Pointers are your friend. Of course, sometimes you have to move the data.

Charles

-----Original Message-----
From: IBM Mainframe Discussion List [mailto:IBM-MAIN@bama.ua.edu] On Behalf
Of john gilmore
Sent: Wednesday, June 01, 2011 8:02 AM
To: IBM-MAIN@bama.ua.edu
Subject: Re: What is the current feeling for MVC loop vs. MVCL?

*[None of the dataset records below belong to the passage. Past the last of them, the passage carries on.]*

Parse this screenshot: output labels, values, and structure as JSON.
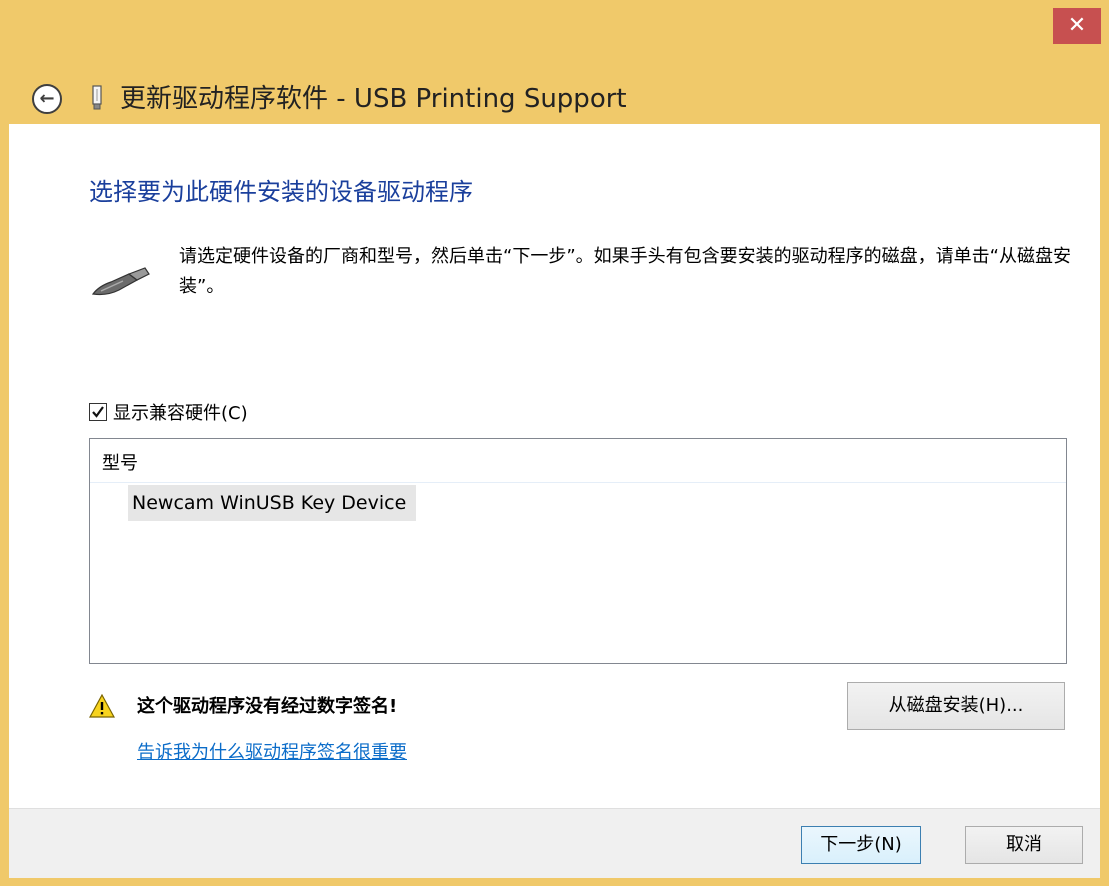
{
  "window": {
    "title": "更新驱动程序软件 - USB Printing Support",
    "close_glyph": "✕",
    "back_glyph": "←"
  },
  "content": {
    "heading": "选择要为此硬件安装的设备驱动程序",
    "instruction": "请选定硬件设备的厂商和型号，然后单击“下一步”。如果手头有包含要安装的驱动程序的磁盘，请单击“从磁盘安装”。",
    "show_compatible_label": "显示兼容硬件(C)",
    "show_compatible_checked": true,
    "list": {
      "column_header": "型号",
      "items": [
        "Newcam WinUSB Key Device"
      ]
    },
    "warning_text": "这个驱动程序没有经过数字签名!",
    "help_link": "告诉我为什么驱动程序签名很重要",
    "have_disk_button": "从磁盘安装(H)..."
  },
  "footer": {
    "next_button": "下一步(N)",
    "cancel_button": "取消"
  },
  "colors": {
    "frame": "#f0c96a",
    "close": "#c75050",
    "heading": "#1a3f9c",
    "link": "#0b6cc9"
  }
}
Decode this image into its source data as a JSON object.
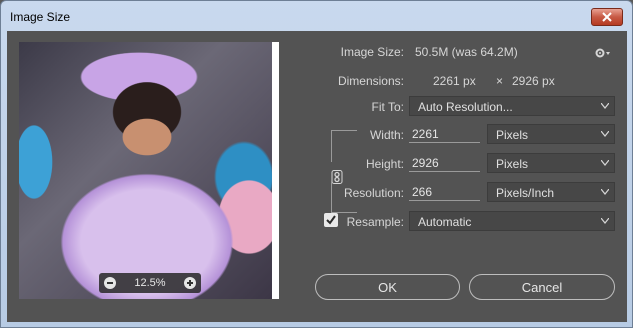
{
  "window": {
    "title": "Image Size"
  },
  "preview": {
    "zoom": "12.5%"
  },
  "info": {
    "image_size_label": "Image Size:",
    "image_size_value": "50.5M (was 64.2M)",
    "dimensions_label": "Dimensions:",
    "dimensions_w": "2261 px",
    "dimensions_x": "×",
    "dimensions_h": "2926 px"
  },
  "fit_to": {
    "label": "Fit To:",
    "value": "Auto Resolution..."
  },
  "width": {
    "label": "Width:",
    "value": "2261",
    "unit": "Pixels"
  },
  "height": {
    "label": "Height:",
    "value": "2926",
    "unit": "Pixels"
  },
  "resolution": {
    "label": "Resolution:",
    "value": "266",
    "unit": "Pixels/Inch"
  },
  "resample": {
    "label": "Resample:",
    "checked": true,
    "value": "Automatic"
  },
  "buttons": {
    "ok": "OK",
    "cancel": "Cancel"
  },
  "colors": {
    "panel": "#535353",
    "close_button": "#c75a44",
    "text": "#d6d6d6"
  },
  "icons": [
    "close-icon",
    "gear-icon",
    "chevron-down-icon",
    "link-icon",
    "zoom-out-icon",
    "zoom-in-icon",
    "check-icon"
  ]
}
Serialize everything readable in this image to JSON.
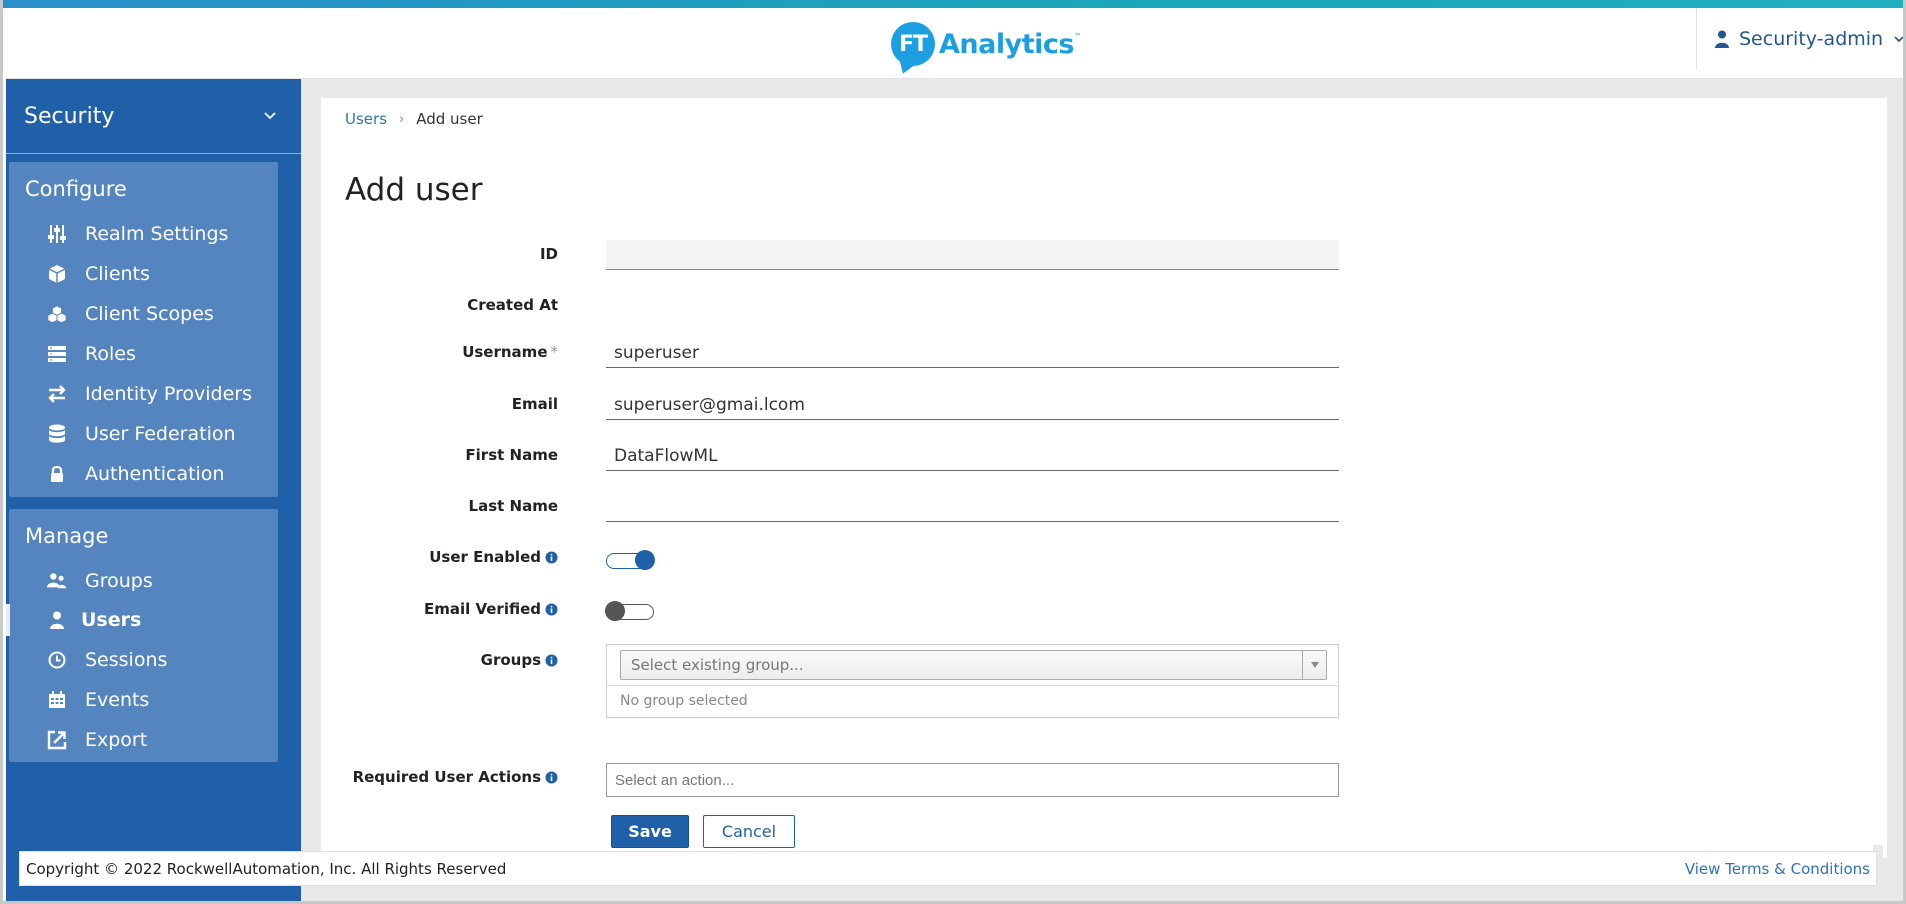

The "optimizations" that compilers use are certainly interesting in the
sense that there are things to be learned from them.
 
They do, however, have two limitations.  They are particularist, appropriate
usually but not always to the run-time environment in which a particular
compiler's output will be executed but often less so in a different
environment.  (Both advantages and disadvantages have, for example, attended
the use of shared optimizing machinery by IBM PL/I and C.)  
 
These optimizations are also devised by groups whose full-time job is to
optimize code skeletons that are used stereotypically in compiler-generated
code; and these groups inevitably come to have a vested interest in
cleverness, i.e., non-standard, less than obvious ways of doing things. 
 
I have been dismayed by this thread.  It would be better for almost all of
us almost all of the time to use MVCLs, devoting the time not wasted by
examining clever alternatives to them to more significant problems.